HUNTINGTON BEACH, CALIFORNIA (REUTERS) – Federal and state investigators on Monday (October 4) investigated the cause of the leak of some 126,000 barrels of crude oil into the Pacific Ocean off the coast of southern California.
Huntington Beach, about 65 km south of Los Angeles, was the hardest hit with some 34 square kilometers of ocean and portions of its coastline “covered in oil,” Mayor Kim Carr said.
The oil appeared to come from a production platform operated by Beta Offshore, a California affiliate of Houston-based offshore crude oil producer Amplify Energy Corporation.
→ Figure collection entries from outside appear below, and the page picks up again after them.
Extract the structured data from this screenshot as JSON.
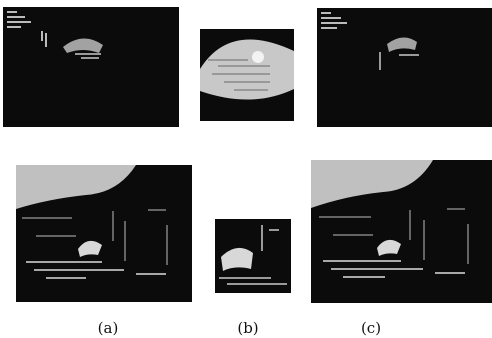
{
  "captions": {
    "a": "(a)",
    "b": "(b)",
    "c": "(c)"
  },
  "figure": {
    "panel_background": "#0b0b0b",
    "texture_color": "#d8d8d8"
  }
}
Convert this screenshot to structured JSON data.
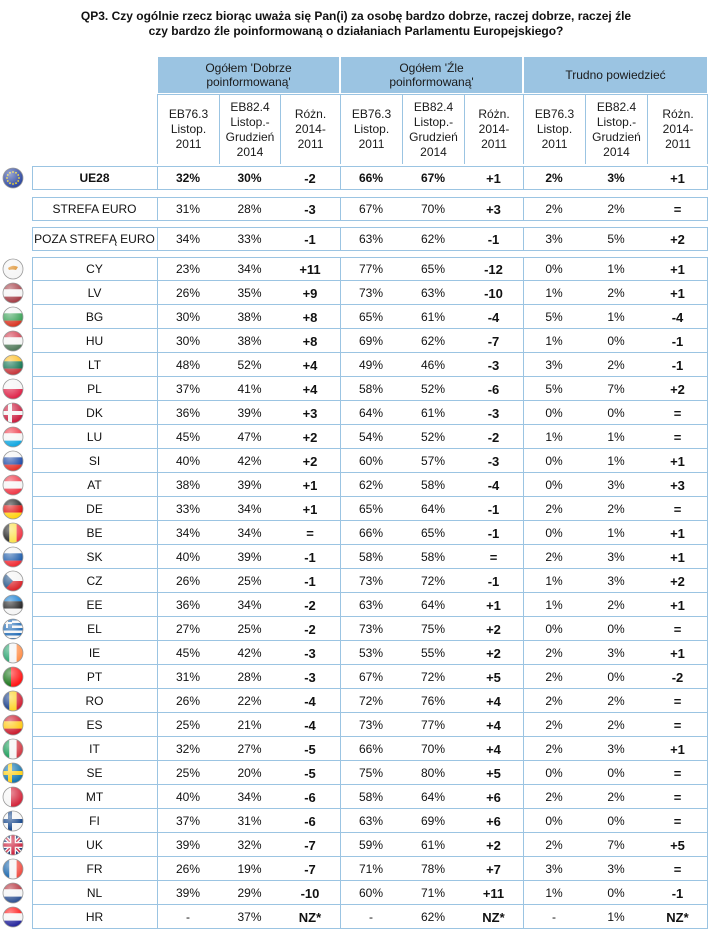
{
  "title": {
    "line1": "QP3. Czy ogólnie rzecz biorąc uważa się Pan(i) za osobę bardzo dobrze, raczej dobrze, raczej źle",
    "line2": "czy bardzo źle poinformowaną o działaniach Parlamentu Europejskiego?"
  },
  "groups": [
    {
      "label": "Ogółem 'Dobrze poinformowaną'"
    },
    {
      "label": "Ogółem 'Źle poinformowaną'"
    },
    {
      "label": "Trudno powiedzieć"
    }
  ],
  "subheaders": [
    "EB76.3 Listop. 2011",
    "EB82.4 Listop.- Grudzień 2014",
    "Różn. 2014- 2011"
  ],
  "colors": {
    "header_bg": "#9bc4e2",
    "border": "#9bc4e2"
  },
  "rows": [
    {
      "label": "UE28",
      "flag": "eu",
      "v": [
        "32%",
        "30%",
        "-2",
        "66%",
        "67%",
        "+1",
        "2%",
        "3%",
        "+1"
      ],
      "bold": true
    },
    {
      "label": "STREFA EURO",
      "flag": "",
      "v": [
        "31%",
        "28%",
        "-3",
        "67%",
        "70%",
        "+3",
        "2%",
        "2%",
        "="
      ]
    },
    {
      "label": "POZA STREFĄ EURO",
      "flag": "",
      "v": [
        "34%",
        "33%",
        "-1",
        "63%",
        "62%",
        "-1",
        "3%",
        "5%",
        "+2"
      ]
    },
    {
      "label": "CY",
      "flag": "cy",
      "v": [
        "23%",
        "34%",
        "+11",
        "77%",
        "65%",
        "-12",
        "0%",
        "1%",
        "+1"
      ]
    },
    {
      "label": "LV",
      "flag": "lv",
      "v": [
        "26%",
        "35%",
        "+9",
        "73%",
        "63%",
        "-10",
        "1%",
        "2%",
        "+1"
      ]
    },
    {
      "label": "BG",
      "flag": "bg",
      "v": [
        "30%",
        "38%",
        "+8",
        "65%",
        "61%",
        "-4",
        "5%",
        "1%",
        "-4"
      ]
    },
    {
      "label": "HU",
      "flag": "hu",
      "v": [
        "30%",
        "38%",
        "+8",
        "69%",
        "62%",
        "-7",
        "1%",
        "0%",
        "-1"
      ]
    },
    {
      "label": "LT",
      "flag": "lt",
      "v": [
        "48%",
        "52%",
        "+4",
        "49%",
        "46%",
        "-3",
        "3%",
        "2%",
        "-1"
      ]
    },
    {
      "label": "PL",
      "flag": "pl",
      "v": [
        "37%",
        "41%",
        "+4",
        "58%",
        "52%",
        "-6",
        "5%",
        "7%",
        "+2"
      ]
    },
    {
      "label": "DK",
      "flag": "dk",
      "v": [
        "36%",
        "39%",
        "+3",
        "64%",
        "61%",
        "-3",
        "0%",
        "0%",
        "="
      ]
    },
    {
      "label": "LU",
      "flag": "lu",
      "v": [
        "45%",
        "47%",
        "+2",
        "54%",
        "52%",
        "-2",
        "1%",
        "1%",
        "="
      ]
    },
    {
      "label": "SI",
      "flag": "si",
      "v": [
        "40%",
        "42%",
        "+2",
        "60%",
        "57%",
        "-3",
        "0%",
        "1%",
        "+1"
      ]
    },
    {
      "label": "AT",
      "flag": "at",
      "v": [
        "38%",
        "39%",
        "+1",
        "62%",
        "58%",
        "-4",
        "0%",
        "3%",
        "+3"
      ]
    },
    {
      "label": "DE",
      "flag": "de",
      "v": [
        "33%",
        "34%",
        "+1",
        "65%",
        "64%",
        "-1",
        "2%",
        "2%",
        "="
      ]
    },
    {
      "label": "BE",
      "flag": "be",
      "v": [
        "34%",
        "34%",
        "=",
        "66%",
        "65%",
        "-1",
        "0%",
        "1%",
        "+1"
      ]
    },
    {
      "label": "SK",
      "flag": "sk",
      "v": [
        "40%",
        "39%",
        "-1",
        "58%",
        "58%",
        "=",
        "2%",
        "3%",
        "+1"
      ]
    },
    {
      "label": "CZ",
      "flag": "cz",
      "v": [
        "26%",
        "25%",
        "-1",
        "73%",
        "72%",
        "-1",
        "1%",
        "3%",
        "+2"
      ]
    },
    {
      "label": "EE",
      "flag": "ee",
      "v": [
        "36%",
        "34%",
        "-2",
        "63%",
        "64%",
        "+1",
        "1%",
        "2%",
        "+1"
      ]
    },
    {
      "label": "EL",
      "flag": "el",
      "v": [
        "27%",
        "25%",
        "-2",
        "73%",
        "75%",
        "+2",
        "0%",
        "0%",
        "="
      ]
    },
    {
      "label": "IE",
      "flag": "ie",
      "v": [
        "45%",
        "42%",
        "-3",
        "53%",
        "55%",
        "+2",
        "2%",
        "3%",
        "+1"
      ]
    },
    {
      "label": "PT",
      "flag": "pt",
      "v": [
        "31%",
        "28%",
        "-3",
        "67%",
        "72%",
        "+5",
        "2%",
        "0%",
        "-2"
      ]
    },
    {
      "label": "RO",
      "flag": "ro",
      "v": [
        "26%",
        "22%",
        "-4",
        "72%",
        "76%",
        "+4",
        "2%",
        "2%",
        "="
      ]
    },
    {
      "label": "ES",
      "flag": "es",
      "v": [
        "25%",
        "21%",
        "-4",
        "73%",
        "77%",
        "+4",
        "2%",
        "2%",
        "="
      ]
    },
    {
      "label": "IT",
      "flag": "it",
      "v": [
        "32%",
        "27%",
        "-5",
        "66%",
        "70%",
        "+4",
        "2%",
        "3%",
        "+1"
      ]
    },
    {
      "label": "SE",
      "flag": "se",
      "v": [
        "25%",
        "20%",
        "-5",
        "75%",
        "80%",
        "+5",
        "0%",
        "0%",
        "="
      ]
    },
    {
      "label": "MT",
      "flag": "mt",
      "v": [
        "40%",
        "34%",
        "-6",
        "58%",
        "64%",
        "+6",
        "2%",
        "2%",
        "="
      ]
    },
    {
      "label": "FI",
      "flag": "fi",
      "v": [
        "37%",
        "31%",
        "-6",
        "63%",
        "69%",
        "+6",
        "0%",
        "0%",
        "="
      ]
    },
    {
      "label": "UK",
      "flag": "uk",
      "v": [
        "39%",
        "32%",
        "-7",
        "59%",
        "61%",
        "+2",
        "2%",
        "7%",
        "+5"
      ]
    },
    {
      "label": "FR",
      "flag": "fr",
      "v": [
        "26%",
        "19%",
        "-7",
        "71%",
        "78%",
        "+7",
        "3%",
        "3%",
        "="
      ]
    },
    {
      "label": "NL",
      "flag": "nl",
      "v": [
        "39%",
        "29%",
        "-10",
        "60%",
        "71%",
        "+11",
        "1%",
        "0%",
        "-1"
      ]
    },
    {
      "label": "HR",
      "flag": "hr",
      "v": [
        "-",
        "37%",
        "NZ*",
        "-",
        "62%",
        "NZ*",
        "-",
        "1%",
        "NZ*"
      ]
    }
  ]
}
Amplify Monday did not immediately return a call for information.
Federal officials have stepped up their scrutiny of aging and inactive offshore energy pipelines.
Energy companies have built 64,000 km of oil and gas pipelines in federal offshore waters since the 1940s.
Regulators have failed to consider the risks associated with unused pipelines, platforms and other infrastructure on the seabed, the U.S. government’s monitoring office said this year.
“As pipelines age, they are more susceptible to damage from corrosion, mudslides and seabed erosion,” GAO said.
Mr Martyn Willsher, an Amplify executive, said on Sunday that a pipeline carrying oil from the platform had been shut down and the remaining oil had been sucked out. Divers were trying to determine where and why the spill occurred, he said.
Authorities have deployed 625m of protective dams, which help contain and slow the flow of oil, and about 14,320 liters were recovered on Sunday, the US Coast Guard said.